Li Yuan-Chia is an artist, archivist, poet, and curator born in Guangxi province, south China in 1929. He studied art in Taiwan before moving first to Bologna, Italy and then England, arriving in London in 1966. It was in Bologna that he first produced his folding painted books and began developing the idea of the ‘cosmic point’ that would later become a central feature of his work. He is considered one of the founding fathers of Chinese abstract art.

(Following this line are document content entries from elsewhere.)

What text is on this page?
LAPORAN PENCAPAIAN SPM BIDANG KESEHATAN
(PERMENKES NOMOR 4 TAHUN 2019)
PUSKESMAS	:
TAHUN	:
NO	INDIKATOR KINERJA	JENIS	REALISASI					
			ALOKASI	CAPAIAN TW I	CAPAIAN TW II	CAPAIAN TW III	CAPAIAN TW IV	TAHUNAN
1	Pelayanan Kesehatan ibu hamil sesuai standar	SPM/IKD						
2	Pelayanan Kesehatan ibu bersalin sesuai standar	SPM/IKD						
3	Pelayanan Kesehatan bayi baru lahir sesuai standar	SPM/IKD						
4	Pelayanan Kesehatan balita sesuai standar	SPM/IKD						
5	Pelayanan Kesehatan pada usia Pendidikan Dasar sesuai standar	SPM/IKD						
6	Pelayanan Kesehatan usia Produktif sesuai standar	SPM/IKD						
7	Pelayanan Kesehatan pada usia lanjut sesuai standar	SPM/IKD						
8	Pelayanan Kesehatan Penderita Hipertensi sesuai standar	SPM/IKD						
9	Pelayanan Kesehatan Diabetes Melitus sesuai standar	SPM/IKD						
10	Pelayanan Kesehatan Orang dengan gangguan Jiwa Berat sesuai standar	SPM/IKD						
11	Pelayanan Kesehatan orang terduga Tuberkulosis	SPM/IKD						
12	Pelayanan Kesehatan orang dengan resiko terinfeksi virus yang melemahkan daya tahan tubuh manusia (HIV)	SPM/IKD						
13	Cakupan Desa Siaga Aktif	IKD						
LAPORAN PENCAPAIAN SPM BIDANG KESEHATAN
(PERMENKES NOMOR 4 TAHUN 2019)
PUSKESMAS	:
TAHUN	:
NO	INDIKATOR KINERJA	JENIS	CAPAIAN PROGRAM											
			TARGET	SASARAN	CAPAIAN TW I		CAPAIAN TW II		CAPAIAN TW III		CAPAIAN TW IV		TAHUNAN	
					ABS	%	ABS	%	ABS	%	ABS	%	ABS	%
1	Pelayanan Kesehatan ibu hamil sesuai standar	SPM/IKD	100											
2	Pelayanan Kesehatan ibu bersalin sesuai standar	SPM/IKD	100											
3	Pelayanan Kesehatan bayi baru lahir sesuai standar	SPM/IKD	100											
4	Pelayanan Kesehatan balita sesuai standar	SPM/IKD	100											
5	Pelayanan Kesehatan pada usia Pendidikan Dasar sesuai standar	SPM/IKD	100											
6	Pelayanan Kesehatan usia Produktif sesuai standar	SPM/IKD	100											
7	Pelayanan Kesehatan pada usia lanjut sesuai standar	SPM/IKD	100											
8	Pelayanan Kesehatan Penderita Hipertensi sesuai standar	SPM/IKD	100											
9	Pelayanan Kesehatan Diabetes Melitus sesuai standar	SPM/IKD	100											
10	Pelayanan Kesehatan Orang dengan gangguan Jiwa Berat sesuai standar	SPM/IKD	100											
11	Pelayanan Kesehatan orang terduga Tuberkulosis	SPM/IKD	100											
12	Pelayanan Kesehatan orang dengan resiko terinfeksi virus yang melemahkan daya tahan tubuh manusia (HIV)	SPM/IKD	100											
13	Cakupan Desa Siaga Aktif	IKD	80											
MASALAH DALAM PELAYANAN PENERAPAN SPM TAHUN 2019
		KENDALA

During the 1950s, Li collaborated with a pioneering group of Taiwanese abstract artists called Ton Fan. Aside from painting, he also used calligraphy, sculpture, environmental art, participatory installations and photography to explore ideas around life, time and space. For Li, the cosmic point represented the beginning and end of all things. Born as a calligraphic mark, it evolved into a small circle that was sometimes collaged to the surface of his work. His palette was kept to four colours: black for origin and end, red for blood and life, gold for nobility and white for purity.
During the 1960s Li exhibited at David Medalla and Paul Keeler’s showroom, Signals London and later in the Lisson Gallery. In 2001 Iniva, in collaboration with the Camden Arts Centre, produced a touring exhibition which drew together different strands of Li’s career and production from early drawings and paintings to installations, sculptural reliefs, photography and film. The first fully-illustrated monograph of the artist’s work, Li Yuan-Chia: tell me what is not said, was published on the occasion of this exhibition. In 2017, Iniva and Black Artists & Modernism (BAM) collaborated to bring together a study day which focused on the work of Li with a view to generate new readings of his work.
In 1968, Li left London and spent the remainder of his life in Cumbria where he established the LYC Museum in his own home, creating opportunities for over 300 artists including Andy Goldsworthy, Rosie Leventon, Shelagh Wakely, David Nash and Bill Woodrow.
In November 1994, Li lost a battle with cancer at the Eden Vale Hospice in Carlisle.